Chronology: | Bargery Number | Main Themes: |
1820-29 | ||
1830-39 | 335 | |
1840-49 | 263; 264; 313; 598 | |
1850-59 | 224 | |
1860-69 | ||
1870-79 | ||
1880-89 | ||
Uncertain | 306; 513; 524; |
The Songs
Most of the songs in this section were printed as broadside ballads. The style and content of the items of uncertain suggest that they were created between 1840 and 1859.
Although the Irish were always in the minority (about one in three of railway navvies) the songs in this section show a distinct Irish flavour. The Irish tended to work together and retained their traditional song making and performing culture long after the social disruption of the Industrial Revolution had all but destroyed the oral folk-song tradition in England.
Historical Background
The first railway workers to appear in popular songs were the navvies who built the railways. At the height of railway making their were two hundred thousands of them. One railway surveyor observed that ‘one feature which strikingly distinguishes the construction of railways from that of canals is the employment of the surrounding agricultural population’.
Railways were an important source of employment for farm workers made destitute by the invention of the threshing machine and the enclosure of the common land where they had formerly kept livestock.

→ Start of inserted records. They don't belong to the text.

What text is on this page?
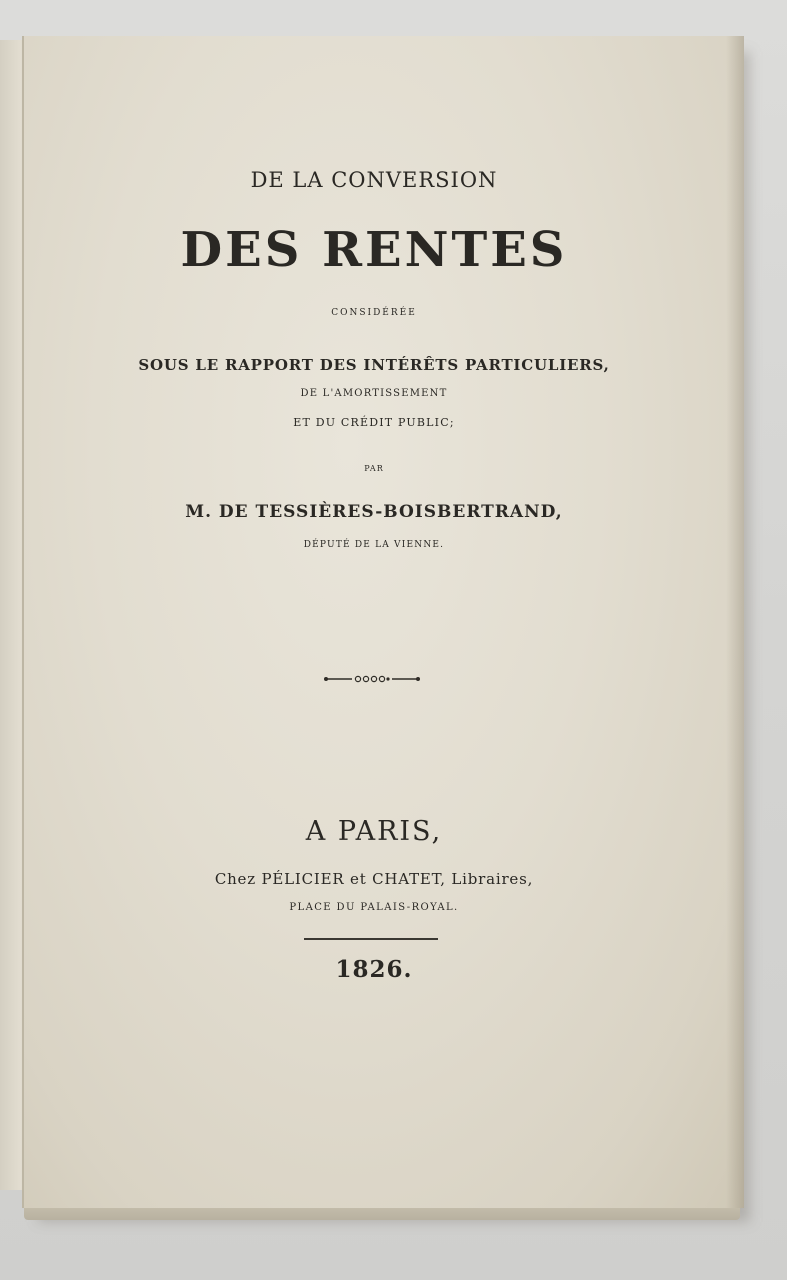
DE LA CONVERSION

DES RENTES

CONSIDÉRÉE

SOUS LE RAPPORT DES INTÉRÊTS PARTICULIERS,

DE L'AMORTISSEMENT

ET DU CRÉDIT PUBLIC;

PAR

M. DE TESSIÈRES-BOISBERTRAND,

DÉPUTÉ DE LA VIENNE.

A PARIS,

Chez PÉLICIER et CHATET, Libraires,

PLACE DU PALAIS-ROYAL.

1826.
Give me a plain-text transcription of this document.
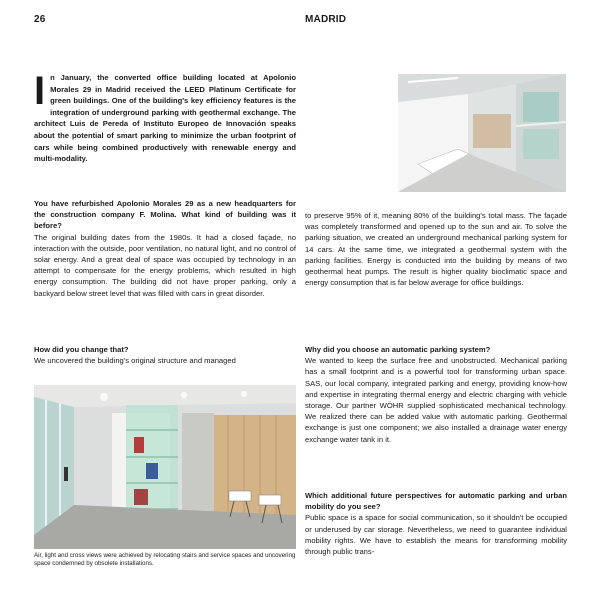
26	MADRID
In January, the converted office building located at Apolonio Morales 29 in Madrid received the LEED Platinum Certificate for green buildings. One of the building's key efficiency features is the integration of underground parking with geothermal exchange. The architect Luis de Pereda of Instituto Europeo de Innovación speaks about the potential of smart parking to minimize the urban footprint of cars while being combined productively with renewable energy and multi-modality.

You have refurbished Apolonio Morales 29 as a new headquarters for the construction company F. Molina. What kind of building was it before?

The original building dates from the 1980s. It had a closed façade, no interaction with the outside, poor ventilation, no natural light, and no control of solar energy. And a great deal of space was occupied by technology in an attempt to compensate for the energy problems, which resulted in high energy consumption. The building did not have proper parking, only a backyard below street level that was filled with cars in great disorder.

How did you change that?

We uncovered the building's original structure and managed

Air, light and cross views were achieved by relocating stairs and service spaces and uncovering space condemned by obsolete installations.

to preserve 95% of it, meaning 80% of the building's total mass. The façade was completely transformed and opened up to the sun and air. To solve the parking situation, we created an underground mechanical parking system for 14 cars. At the same time, we integrated a geothermal system with the parking facilities. Energy is conducted into the building by means of two geothermal heat pumps. The result is higher quality bioclimatic space and energy consumption that is far below average for office buildings.

Why did you choose an automatic parking system?

We wanted to keep the surface free and unobstructed. Mechanical parking has a small footprint and is a powerful tool for transforming urban space. SAS, our local company, integrated parking and energy, providing know-how and expertise in integrating thermal energy and electric charging with vehicle storage. Our partner WÖHR supplied sophisticated mechanical technology. We realized there can be added value with automatic parking. Geothermal exchange is just one component; we also installed a drainage water energy exchange water tank in it.

Which additional future perspectives for automatic parking and urban mobility do you see?

Public space is a space for social communication, so it shouldn't be occupied or underused by car storage. Nevertheless, we need to guarantee individual mobility rights. We have to establish the means for transforming mobility through public trans-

The work was arduous – shifting 20 tons of earth was a normal day’s work; and dangerous – 3 accidental deaths per mile was considered an acceptable average; but it was well paid and navvies lived high on the hog. Navvies worked in gangs each led by a ganger. Good gangs were highly valued by contractors and moved around the country from job to job. Young men far from home with money in their pocket are always likely to spend a good deal of it on drink and women, and their songs give due attention to these pleasures.